November 16, 2011 | Unregistered CommenterDanielle

Hi Danielle!! Thank you so much for your appreciative comment. It really means a lot!! I'm happy to post whatever I know about photography. I really enjoy the teaching part and it makes me learn a lot along the way as well!

November 17, 2011 | Unregistered CommenterAshley

I think this weekend I'm going to have to set up a little photo shoot and try out some different things so I can grab this a little easier. Your explanation is great! Now, to just test it out :)

I think my photo's have improved tremendously so that's always a good sign. Unless it's a figure of my imagination lol.
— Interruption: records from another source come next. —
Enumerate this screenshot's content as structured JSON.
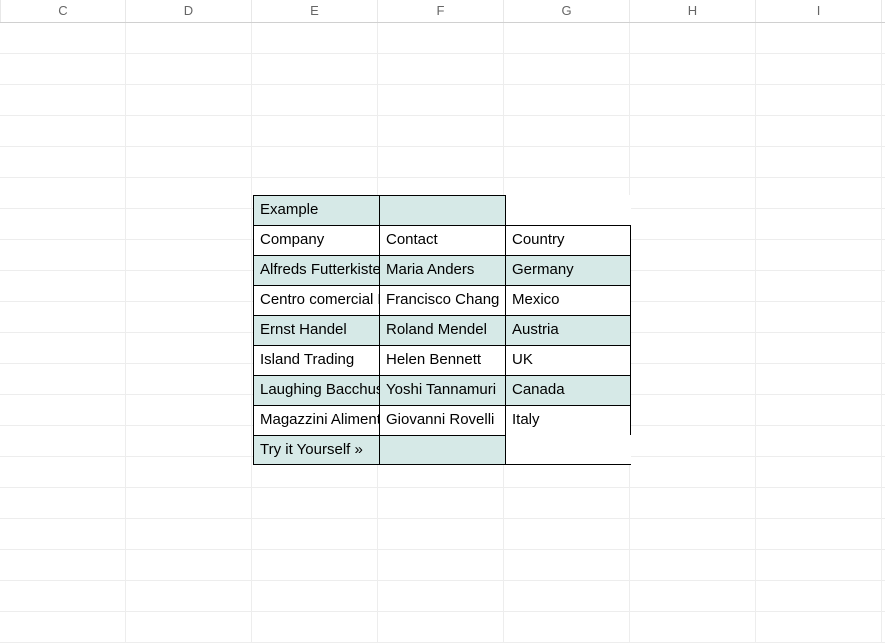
{
  "columns": [
    "C",
    "D",
    "E",
    "F",
    "G",
    "H",
    "I"
  ],
  "table": {
    "title": "Example",
    "headers": [
      "Company",
      "Contact",
      "Country"
    ],
    "rows": [
      [
        "Alfreds Futterkiste",
        "Maria Anders",
        "Germany"
      ],
      [
        "Centro comercial Moctezuma",
        "Francisco Chang",
        "Mexico"
      ],
      [
        "Ernst Handel",
        "Roland Mendel",
        "Austria"
      ],
      [
        "Island Trading",
        "Helen Bennett",
        "UK"
      ],
      [
        "Laughing Bacchus Winecellars",
        "Yoshi Tannamuri",
        "Canada"
      ],
      [
        "Magazzini Alimentari Riuniti",
        "Giovanni Rovelli",
        "Italy"
      ]
    ],
    "footer": "Try it Yourself »"
  },
  "colors": {
    "shaded": "#d6e9e7"
  }
}
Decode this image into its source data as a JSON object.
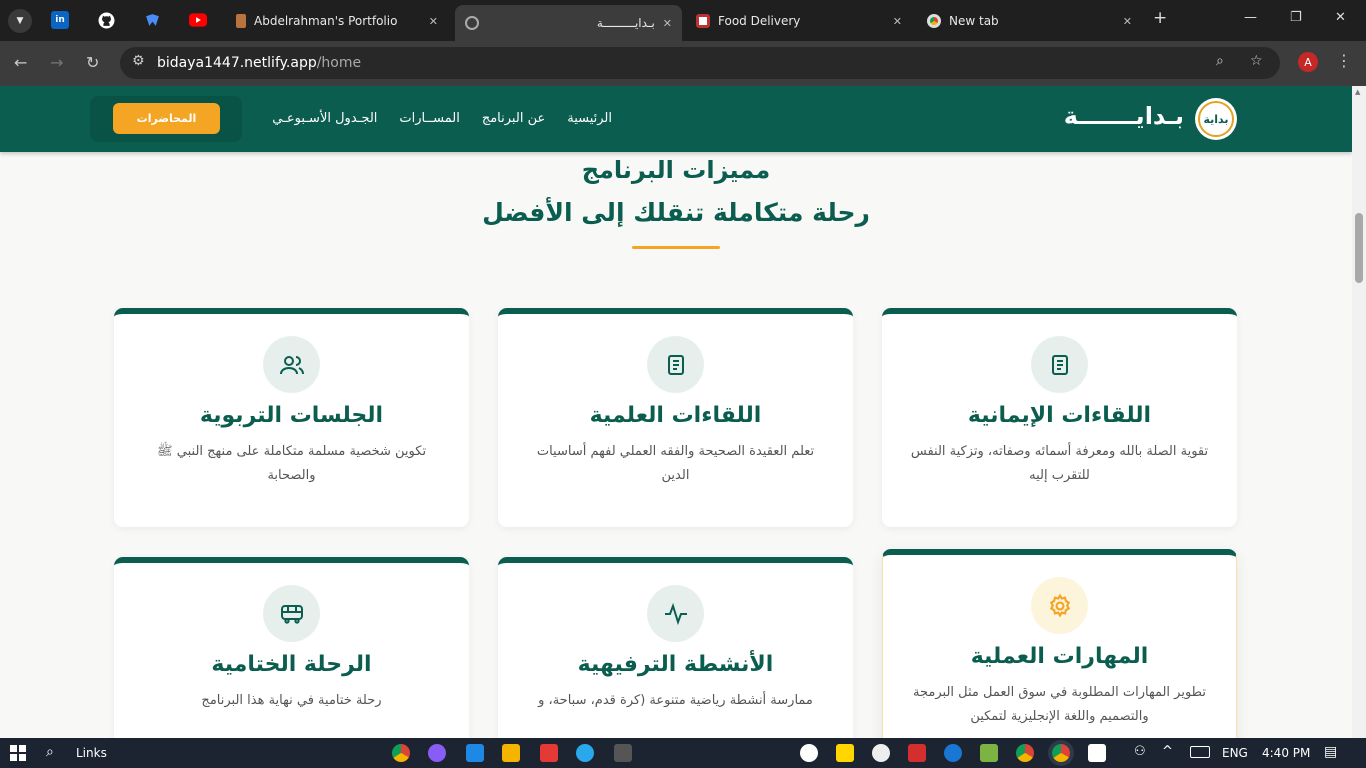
{
  "browser": {
    "tabs": [
      {
        "title": "Abdelrahman's Portfolio",
        "active": false
      },
      {
        "title": "بـدايـــــــــة",
        "active": true
      },
      {
        "title": "Food Delivery",
        "active": false
      },
      {
        "title": "New tab",
        "active": false
      }
    ],
    "pinned": [
      "linkedin-icon",
      "github-icon",
      "bookmark-icon",
      "youtube-icon"
    ],
    "pinned_labels": [
      "in",
      "",
      "",
      ""
    ],
    "new_tab": "+",
    "window_controls": {
      "minimize": "—",
      "restore": "❐",
      "close": "✕"
    },
    "url_host": "bidaya1447.netlify.app",
    "url_path": "/home",
    "profile_letter": "A"
  },
  "site": {
    "logo_emblem": "بداية",
    "logo_text": "بـدايـــــــة",
    "nav": [
      "الرئيسية",
      "عن البرنامج",
      "المســارات",
      "الجـدول الأسـبوعـي"
    ],
    "cta": "المحاضرات",
    "section_title": "مميزات البرنامج",
    "section_subtitle": "رحلة متكاملة تنقلك إلى الأفضل",
    "accent": "#f5a524",
    "primary": "#0b5d4f"
  },
  "cards": [
    {
      "title": "اللقاءات الإيمانية",
      "desc": "تقوية الصلة بالله ومعرفة أسمائه وصفاته، وتزكية النفس للتقرب إليه",
      "icon": "book-icon"
    },
    {
      "title": "اللقاءات العلمية",
      "desc": "تعلم العقيدة الصحيحة والفقه العملي لفهم أساسيات الدين",
      "icon": "book-icon"
    },
    {
      "title": "الجلسات التربوية",
      "desc": "تكوين شخصية مسلمة متكاملة على منهج النبي ﷺ والصحابة",
      "icon": "users-icon"
    },
    {
      "title": "المهارات العملية",
      "desc": "تطوير المهارات المطلوبة في سوق العمل مثل البرمجة والتصميم واللغة الإنجليزية لتمكين",
      "icon": "gear-icon"
    },
    {
      "title": "الأنشطة الترفيهية",
      "desc": "ممارسة أنشطة رياضية متنوعة (كرة قدم، سباحة، و",
      "icon": "activity-icon"
    },
    {
      "title": "الرحلة الختامية",
      "desc": "رحلة ختامية في نهاية هذا البرنامج",
      "icon": "bus-icon"
    }
  ],
  "taskbar": {
    "search": "Links",
    "lang": "ENG",
    "time": "4:40 PM"
  }
}
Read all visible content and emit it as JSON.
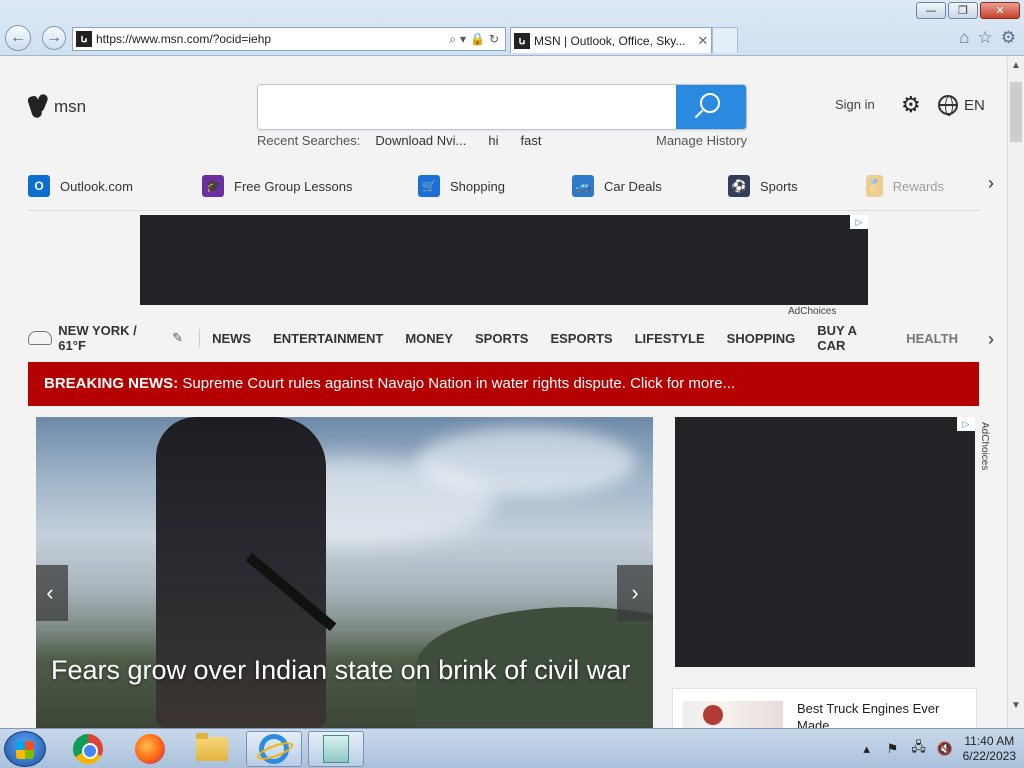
{
  "browser": {
    "url": "https://www.msn.com/?ocid=iehp",
    "tab_title": "MSN | Outlook, Office, Sky...",
    "tab_close": "✕",
    "window_controls": {
      "minimize": "—",
      "maximize": "❐",
      "close": "✕"
    },
    "nav": {
      "back": "←",
      "forward": "→"
    },
    "address_icons": [
      "search-icon",
      "chevron-down-icon",
      "lock-icon",
      "refresh-icon"
    ],
    "tool_icons": [
      "home-icon",
      "favorites-icon",
      "settings-icon"
    ]
  },
  "msn": {
    "logo_text": "msn",
    "search": {
      "value": "",
      "placeholder": ""
    },
    "recent_label": "Recent Searches:",
    "recent_searches": [
      "Download Nvi...",
      "hi",
      "fast"
    ],
    "manage_history": "Manage History",
    "sign_in": "Sign in",
    "settings_icon": "⚙",
    "language": "EN"
  },
  "quick_links": [
    {
      "label": "Outlook.com",
      "icon": "outlook-icon",
      "color": "#0a6fd0",
      "glyph": "O"
    },
    {
      "label": "Free Group Lessons",
      "icon": "graduation-cap-icon",
      "color": "#6b2fa0",
      "glyph": "🎓"
    },
    {
      "label": "Shopping",
      "icon": "shopping-cart-icon",
      "color": "#1b6fd6",
      "glyph": "🛒"
    },
    {
      "label": "Car Deals",
      "icon": "car-icon",
      "color": "#2e79c9",
      "glyph": "🚙"
    },
    {
      "label": "Sports",
      "icon": "sports-ball-icon",
      "color": "#333d5c",
      "glyph": "⚽"
    },
    {
      "label": "Rewards",
      "icon": "rewards-medal-icon",
      "color": "#e8a21a",
      "glyph": "🏅"
    }
  ],
  "ad": {
    "adchoices": "AdChoices"
  },
  "weather": {
    "location": "NEW YORK / 61°F"
  },
  "categories": [
    "NEWS",
    "ENTERTAINMENT",
    "MONEY",
    "SPORTS",
    "ESPORTS",
    "LIFESTYLE",
    "SHOPPING",
    "BUY A CAR",
    "HEALTH"
  ],
  "breaking": {
    "label": "BREAKING NEWS:",
    "text": "Supreme Court rules against Navajo Nation in water rights dispute. Click for more..."
  },
  "hero": {
    "title": "Fears grow over Indian state on brink of civil war"
  },
  "side_card": {
    "title": "Best Truck Engines Ever Made"
  },
  "taskbar": {
    "apps": [
      "chrome-icon",
      "firefox-icon",
      "file-explorer-icon",
      "internet-explorer-icon",
      "notepad-icon"
    ],
    "tray_icons": [
      "show-hidden-icons-icon",
      "action-center-flag-icon",
      "network-icon",
      "volume-muted-icon"
    ],
    "time": "11:40 AM",
    "date": "6/22/2023"
  }
}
November 17, 2011 | Unregistered CommenterChristina

Have fun playing with your camera! Your photos are really looking great!!

November 17, 2011 | Unregistered CommenterAshley

This is very very helpful. One of my objectives for the next 11 months of my life is to improve my photography. I've been reading a few books, had a lesson w/a professional photog friend of mine, and read photog blogs BUT the numbers still always give me a headache. I'm super right brained and photography is one of those things (imho) that takes both sides to be excellent. This post helped clear the waters a bit more for me. It was very well written. Thank you!!!